Sur le front des visas tout d’abord. La NZZ am Sonntag évoquait une chicanerie administrative appliquée depuis quelque temps aux membres de la nomenklatura libyenne. Grâce aux règles des visas Schengen, la Suisse a la possibilité de bloquer une attribution de visa à des ressortissants d’Etats de son choix, dont la Libye. Pour toute demande déposée, par exemple en Italie ou en Allemagne, la Suisse doit être consultée, et peut dire non. Dès lors, le visa n’est valable que pour un pays. Cette possibilité de veto existe à chaque passage de frontière. Du côté de l’Office des migrations, on ne confirmait ni n’infirmait ce durcissement de la pratique.

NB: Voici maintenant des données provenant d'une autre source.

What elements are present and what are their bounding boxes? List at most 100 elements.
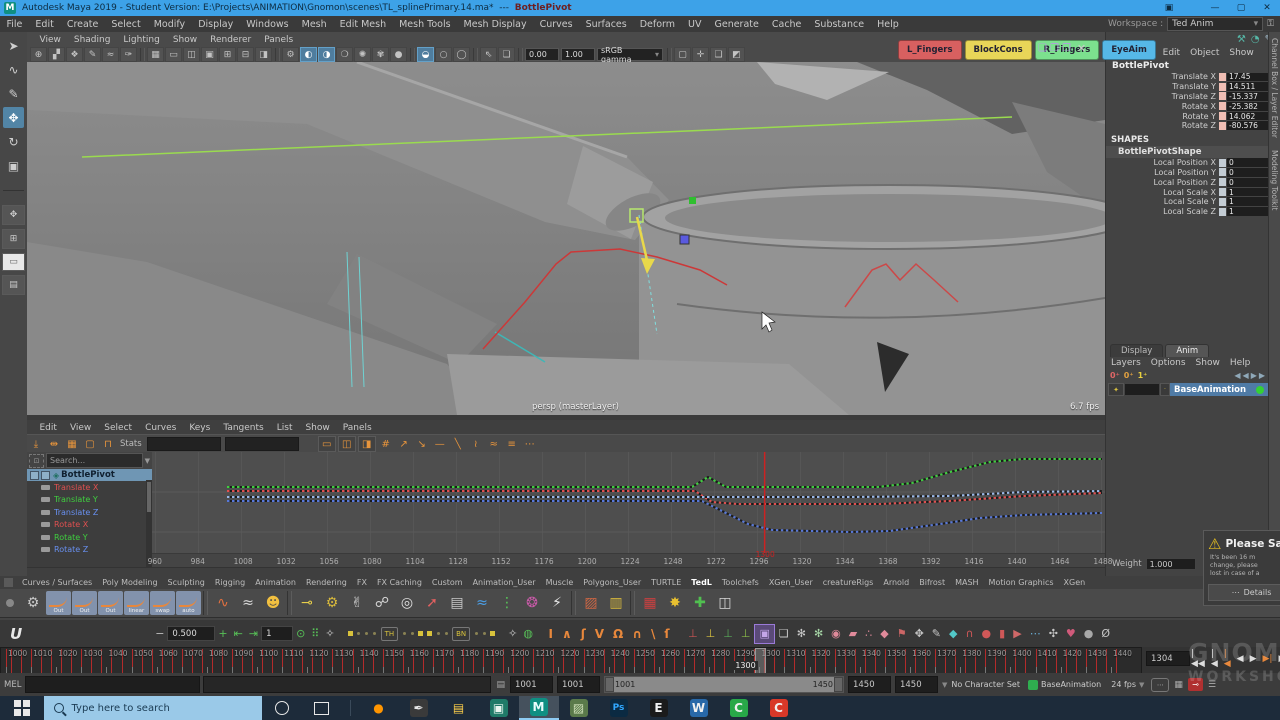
ge-tool-right-3[interactable]: #: [378, 437, 394, 451]
tangent-preset-1[interactable]: ∧: [557, 625, 576, 643]
animtool-red-arc[interactable]: ∩: [961, 625, 977, 643]
shelf-clapboard[interactable]: ◫: [713, 591, 737, 615]
shelf-tab-turtle[interactable]: TURTLE: [646, 578, 686, 587]
channel-key-swatch[interactable]: [1219, 159, 1226, 167]
menu-edit-mesh[interactable]: Edit Mesh: [333, 19, 392, 30]
gamma-field[interactable]: 1.00: [561, 48, 595, 61]
shelf-red-lattice[interactable]: ▦: [638, 591, 662, 615]
select-tool[interactable]: ➤: [3, 35, 24, 56]
shelf-tab-fx[interactable]: FX: [352, 578, 372, 587]
menu-mesh-display[interactable]: Mesh Display: [457, 19, 533, 30]
snap-grid-icon[interactable]: ⊕: [30, 47, 47, 62]
cb-menu-edit[interactable]: Edit: [1158, 48, 1185, 58]
shelf-tab-creaturerigs[interactable]: creatureRigs: [818, 578, 879, 587]
step-fwd-frame-button[interactable]: ▶|: [1260, 649, 1276, 669]
ge-tool-right-8[interactable]: ≀: [468, 437, 484, 451]
shelf-tab-rendering[interactable]: Rendering: [301, 578, 352, 587]
ge-tool-left-2[interactable]: ▦: [64, 437, 80, 451]
graph-channel-translate-y[interactable]: Translate Y: [27, 494, 152, 507]
picker-key[interactable]: [427, 631, 432, 636]
cb-menu-object[interactable]: Object: [1185, 48, 1224, 58]
prefs-menu-icon[interactable]: ☰: [1208, 680, 1216, 690]
charset-dropdown-icon[interactable]: ▼: [938, 681, 951, 689]
tab-channel-box[interactable]: Channel Box / Layer Editor: [1269, 32, 1280, 144]
close-button[interactable]: ✕: [1254, 0, 1280, 16]
jump-back-button[interactable]: ⇤: [231, 625, 246, 643]
curve-rotateY[interactable]: [227, 459, 1102, 487]
channel-key-swatch[interactable]: [1219, 198, 1226, 206]
graph-channel-rotate-y[interactable]: Rotate Y: [27, 531, 152, 544]
shelf-tab-xgen-user[interactable]: XGen_User: [764, 578, 818, 587]
expand-box-1[interactable]: [30, 471, 39, 480]
ge-menu-keys[interactable]: Keys: [183, 423, 217, 433]
ge-menu-select[interactable]: Select: [98, 423, 139, 433]
shelf-tab-toolchefs[interactable]: Toolchefs: [717, 578, 764, 587]
step-back-key-button[interactable]: |◀: [1208, 649, 1221, 669]
channel-key-swatch[interactable]: [1219, 83, 1226, 91]
gate-mask-icon[interactable]: ▣: [201, 47, 218, 62]
taskbar-app-photos-app[interactable]: ▣: [479, 696, 519, 720]
ge-tool-left-0[interactable]: ⤓: [28, 437, 44, 451]
play-start-field[interactable]: 1001: [557, 676, 600, 693]
animtool-red-bookmark[interactable]: ▮: [995, 625, 1009, 643]
script-editor-icon[interactable]: ▤: [491, 680, 510, 690]
play-backwards-button[interactable]: ◀: [1234, 649, 1247, 669]
occlusion-icon[interactable]: ●: [390, 47, 407, 62]
blue-handle[interactable]: [680, 235, 689, 244]
shelf-menu-icon[interactable]: [4, 578, 13, 587]
graph-channel-rotate-x[interactable]: Rotate X: [27, 519, 152, 532]
step-back-frame-button[interactable]: |◀: [1221, 649, 1234, 669]
layer-weight-box[interactable]: [1124, 383, 1160, 396]
graph-channel-translate-z[interactable]: Translate Z: [27, 506, 152, 519]
layer-menu-layers[interactable]: Layers: [1106, 358, 1146, 368]
animtool-blue-dots[interactable]: ⋯: [1026, 625, 1045, 643]
picker-blockcons[interactable]: BlockCons: [965, 40, 1032, 60]
snap-plane-icon[interactable]: ✎: [84, 47, 101, 62]
auto-key-toggle[interactable]: ⊸: [1188, 678, 1203, 691]
shelf-tangent-swap[interactable]: swap: [150, 591, 175, 615]
paint-select-tool[interactable]: ✎: [3, 83, 24, 104]
scale-tool[interactable]: ▣: [3, 155, 24, 176]
shelf-tangent-out-3[interactable]: Out: [98, 591, 123, 615]
channel-key-swatch[interactable]: [1219, 112, 1226, 120]
live-surface-icon[interactable]: ≈: [102, 47, 119, 62]
channel-key-swatch[interactable]: [1219, 73, 1226, 81]
shelf-runner[interactable]: ⚡: [545, 591, 569, 615]
layer-counter-1[interactable]: 0⁺: [1124, 371, 1134, 380]
taskbar-app-photoshop[interactable]: Ps: [599, 696, 639, 720]
ge-tool-right-5[interactable]: ↘: [414, 437, 430, 451]
lighting-all-icon[interactable]: ✺: [354, 47, 371, 62]
play-forwards-button[interactable]: ▶: [1247, 649, 1260, 669]
shelf-bar-chart[interactable]: ▥: [604, 591, 628, 615]
taskbar-app-maya[interactable]: M: [519, 696, 559, 720]
menu-create[interactable]: Create: [60, 19, 105, 30]
animtool-pin-yellow[interactable]: ⊥: [702, 625, 720, 643]
time-ruler[interactable]: 1000101010201030104010501060107010801090…: [0, 647, 1142, 675]
bookmark-view-icon[interactable]: ❑: [710, 47, 727, 62]
animtool-flag[interactable]: ⚑: [893, 625, 911, 643]
maximize-button[interactable]: ▢: [1228, 0, 1254, 16]
taskbar-app-camtasia[interactable]: C: [719, 696, 759, 720]
snap-curve-icon[interactable]: ▞: [48, 47, 65, 62]
shelf-collapse-icon[interactable]: [6, 599, 14, 607]
taskbar-app-file-explorer[interactable]: ▤: [439, 696, 479, 720]
start-button[interactable]: [14, 700, 30, 716]
layer-move-icons[interactable]: ◀◀▶▶: [1234, 370, 1267, 381]
picker-key[interactable]: [418, 631, 423, 636]
menu-generate[interactable]: Generate: [708, 19, 765, 30]
grease-pencil-icon[interactable]: ▢: [674, 47, 691, 62]
shape-node-name[interactable]: BottlePivotShape: [1106, 146, 1280, 158]
ge-tool-right-9[interactable]: ≈: [486, 437, 502, 451]
layout-single-pane[interactable]: ▭: [2, 253, 25, 271]
menu-surfaces[interactable]: Surfaces: [579, 19, 633, 30]
viewport-3d[interactable]: persp (masterLayer) 6.7 fps: [27, 62, 1105, 415]
menu-substance[interactable]: Substance: [808, 19, 871, 30]
expand-box-2[interactable]: [41, 471, 50, 480]
globe-toggle[interactable]: ◍: [520, 625, 536, 643]
channel-key-swatch[interactable]: [1219, 102, 1226, 110]
shelf-tangent-linear[interactable]: linear: [124, 591, 149, 615]
safe-title-icon[interactable]: ◨: [255, 47, 272, 62]
cortana-button[interactable]: [262, 696, 302, 720]
animtool-pink-folder[interactable]: ▰: [845, 625, 861, 643]
picker-l_fingers[interactable]: L_Fingers: [898, 40, 962, 60]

Sur le front de l’information, la SonntagsZeitung révélait hier que le régime de Muammar Kadhafi a mandaté une entreprise de relations publiques britannique pour l’informer du contenu des médias suisses. Brown, Lloyd, James ne dispose pas de bureaux ici, mais est active sur le marché libyen.
Selon Jean Ziegler, la transmission d’informations se ferait «presque en temps réel».
Malgré ces tensions, Hans-Rudolf Merz (PLR) reste serein: «Ce délai n’est pas important», a-t-il affirmé sur les ondes de la RSR, l’essentiel étant de faire revenir les otages et de normaliser les relations bilatérales.
«Je suis optimiste» a-t-il conclu. Pour mémoire, c’est l’Appenzellois qui a fixé comme délai du retour le 20 octobre, après avoir fait une annonce similaire pour début septembre.